In other words, mobile learning is an opportunity to hit the reset button and start fresh. It’s not about designing learning only for a smartphone, or only for a tablet, and certainly not about designing only for the desktop, mobile learning is about designing for ALL devices, ideally using a single project that gets published and delivered through a single URL.

It’s time to stop thinking in terms of designing e-Learning for the desktop and m-Learning for mobile devices. Rather, think about embracing strategies and tools that can enable you to design flexible and device-agnostic learning that is accessible anytime, anywhere and on any screen.

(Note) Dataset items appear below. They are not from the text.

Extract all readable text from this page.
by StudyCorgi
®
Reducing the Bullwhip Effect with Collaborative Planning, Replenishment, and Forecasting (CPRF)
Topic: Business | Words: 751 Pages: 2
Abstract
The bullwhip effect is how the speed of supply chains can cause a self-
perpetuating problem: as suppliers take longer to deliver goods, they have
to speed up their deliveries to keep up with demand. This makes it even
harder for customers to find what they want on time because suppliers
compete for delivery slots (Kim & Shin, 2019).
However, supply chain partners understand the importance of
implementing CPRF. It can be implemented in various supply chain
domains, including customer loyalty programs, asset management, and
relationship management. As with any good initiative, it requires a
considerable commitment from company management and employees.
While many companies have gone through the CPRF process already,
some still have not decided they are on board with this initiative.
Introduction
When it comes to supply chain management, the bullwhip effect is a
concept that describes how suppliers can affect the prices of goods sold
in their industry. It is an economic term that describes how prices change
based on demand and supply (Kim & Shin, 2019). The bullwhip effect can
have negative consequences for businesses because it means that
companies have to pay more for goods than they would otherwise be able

And this is what I think is the single biggest myth about Mobile Learning.

, ,

  • mark2741

    I think it’s a mistake to directly correlate the definition of ‘Responsive’ web design with reponsive learning. A website is a completely different animal. Ensuring that text and images and videos and other assets respond to the device’s viewport for a website is, for the most part, a technical exercise that has been dealt with easily by all CMS’s, design tools, etc. Responsive web sites, with *very* few exceptions, are providing the same content yet tailored to different viewports + touch. They are not truly designing different experiences.

    ‘Responsive’ design for mobile is a different animal as it requires a completely different design to be effective. mLearning/responsive learning is responding to the learner’s needs while knowing the inherent strengths and/or limitations of the device they are presently using. Big difference. And, in my opinion, requires two separate designs – one that works for the ‘big screens’ of desktops and tablets, and another that works for the ‘small’ screens of phones. So a ‘learning’ experience when accessed by a desktop/tablet might be the traditional one we’ve come to expect, but that same experience when accessed via phone needs to be differentiated to be useful. This may be as simple as pairing it down to essential checklists, videos, job-aids, etc.

    • Mark, I can’t pare mine down, as every portion of my lessons for struggling readers is based on progressive concepts, and must be included. Do you think using Responsive Adobe Captivate won’t allow me to do this effectively? I’m not an evangelist! I’m honestly asking. 🙂

      • mark2741

        Can’t you just use scalable HTML output? In other words, ditch the ‘responsive design’ project and just publish your content to HTML5. Unless the mobile version needs to be presented differently…but sounds like that is not the case.

    • I’ve always thought of mobile devices and tablets being best for consuming information (and some basic input such as commenting) and desktops/laptops are more for creating (such as creating lesson plans, doing homework etc.).

  • Jeff Kortenbosch

    Nice post RJ. I agree the next phase is to rethink the way we design our courses to make them mobile friendly and still work pleasantly on laptops and desktops. Traditional corporations are probably at a point where they need to start thinking about offering more than just desktop learning and redesign their programs to work accross devices.

  • Thanks for the post, I found your way of
    thinking interesting. I’m wondering what do you think: will in fact there be some
    device-agnostic solution or rather not?